Six Tips to Improve Fixed Asset Management
Fixed assets are an organization’s tangible assets that are generally purchased for long-term use in its operations or to generate income. Often these fixed assets can make up a large part of a business’s balance sheet. Furniture, equipment, computers, leasehold improvements, and real estate are a few examples of the types of fixed assets a business might have.
Maintaining a current fixed asset listing is important for accurate financial statement reporting, budgeting and cash flow projections, and tax planning purposes. With that in mind, it is critical to follow best practices within your accounting department to keep this process efficient and effective. Below are six tips you can implement to help position your business for successful fixed asset management.
1. Establish a Capitalization Policy
A capitalization policy establishes a dollar threshold to help determine which expenditures are capitalized as fixed assets versus which items are expensed as incurred. This policy should be written and maintained with other accounting policies. If an item purchased is above the threshold, it is capitalized to the fixed asset account, recorded on the schedule, and depreciated over its useful life. For your books and records, you should follow your industry’s guidelines for useful lives and methods. For income tax purposes, see IRS Publication 946 for guidance. If an item is at or below the threshold, it should be alternatively recorded, in most situations, as a regular operating expense.
Example: Company A has a $1,500 capitalization policy. The following items are purchased: a desk for $1,650 and a chair for $500. The desk would be added to the fixed asset schedule and depreciated over its useful life. The chair can be expensed immediately as office supplies.
For federal income tax purposes, the IRS has established two thresholds for fixed asset recording. Amounts above this threshold must be recorded as a fixed asset and depreciated. This is determined on a per item, per invoice basis.

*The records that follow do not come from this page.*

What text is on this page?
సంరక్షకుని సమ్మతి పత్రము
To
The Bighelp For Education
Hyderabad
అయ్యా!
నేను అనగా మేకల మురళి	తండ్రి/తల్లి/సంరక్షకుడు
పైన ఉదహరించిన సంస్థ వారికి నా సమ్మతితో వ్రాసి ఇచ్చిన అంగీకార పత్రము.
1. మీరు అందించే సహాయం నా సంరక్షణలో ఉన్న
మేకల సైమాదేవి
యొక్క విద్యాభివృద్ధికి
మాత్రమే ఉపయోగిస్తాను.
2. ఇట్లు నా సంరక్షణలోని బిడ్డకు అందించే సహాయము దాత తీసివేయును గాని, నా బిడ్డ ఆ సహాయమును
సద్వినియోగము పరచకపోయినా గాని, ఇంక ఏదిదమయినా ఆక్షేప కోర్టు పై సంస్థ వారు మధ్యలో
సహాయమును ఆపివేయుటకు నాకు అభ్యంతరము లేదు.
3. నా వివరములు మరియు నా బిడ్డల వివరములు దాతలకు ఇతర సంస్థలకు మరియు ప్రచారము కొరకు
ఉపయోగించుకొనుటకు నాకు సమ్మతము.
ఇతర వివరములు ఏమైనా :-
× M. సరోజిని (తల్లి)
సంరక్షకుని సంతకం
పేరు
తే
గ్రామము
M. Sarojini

- Businesses with an applicable financial statement (AFS) may use $5,000 as a threshold. In general, AFS is an audit or a review.1
- Businesses without an AFS may use $2,500 as a threshold.2
However, a capitalization policy threshold can be established at different amounts to the extent management defines as appropriate and consistently follows. This threshold amount must be the same for tax purposes as it is for the books and records.
2. Keep a Maintenance Schedule & Define a Replacement Cycle
While an asset purchase may not be required to be recorded as a fixed asset, there could be other important reasons to keep up with purchased items and their acquisition dates. One reason might be to help keep up with required maintenance at certain intervals. For example, equipment might have an annual maintenance requirement. Another reason to keep track of purchases not on a fixed asset schedule would be to help identify a replacement timeline. Some businesses have their computers on a recurring replacement cycle. Keeping up with purchase dates of the computers will help identify when they need to be replaced. This also will help for budgeting purposes.
3. Train Your Staff
It probably goes without saying, but providing your staff with additional training is a smart investment. Developing your accounting and finance team members by training them with the skills and knowledge on this subject will help them consistently follow your internal policy. We recommend this training upon hiring—and make it recurring with your annual learning and development cycle.
4. Review Fixed Asset Listing Regularly
Similar to the emphasis placed on reviewing your goals, key performance indicators, and other business metrics, your fixed asset listing also requires similar attention. Verifying and updating your fixed asset listing at set intervals is a best practice. Be mindful to properly write off scrapped items and post monthly expenses accordingly. If you outsource the maintenance of your schedules, consider a monthly or quarterly review with your provider to keep current with depreciation expense. Falling behind or losing track of this crucial information can result in poor planning and unexpected outcomes.
5. Managing In-House by Using a Fixed Asset Software
If you have more than 50 fixed assets, multiple businesses, or assets in multiple locations, consider purchasing a fixed asset software. Using a reliable fixed asset software can reduce errors and also assist you with budgeting for future asset acquisitions. There are many third-party software options for fixed asset management, and some accounting platforms have reliable solutions embedded within or available as a module. Do your research and work with your trusted advisor to find a software that is best for your needs.
6. Consider Outsourcing
Today’s accounting and finance environment is shifting toward outsourcing, and fixed asset management is a part of this trend. Benefits to outsourcing include decreasing your administrative burdens, increasing efficiencies, saving on technology and related infrastructure, and relying on knowledgeable, experienced professionals. Many accounting firms can offer this solution, but you should consider responsiveness and reliability when considering outsourcing, as noted in this BKD Thoughtware®article. Ultimately, your due diligence process for finding a provider should start and end with trust.
1 Internal Revenue Code Section 1.263(a)-1(f) established a de minimis threshold.
2 IRS Notice 2015-82 increased the de minimis threshold for taxpayers who do not have an AFS.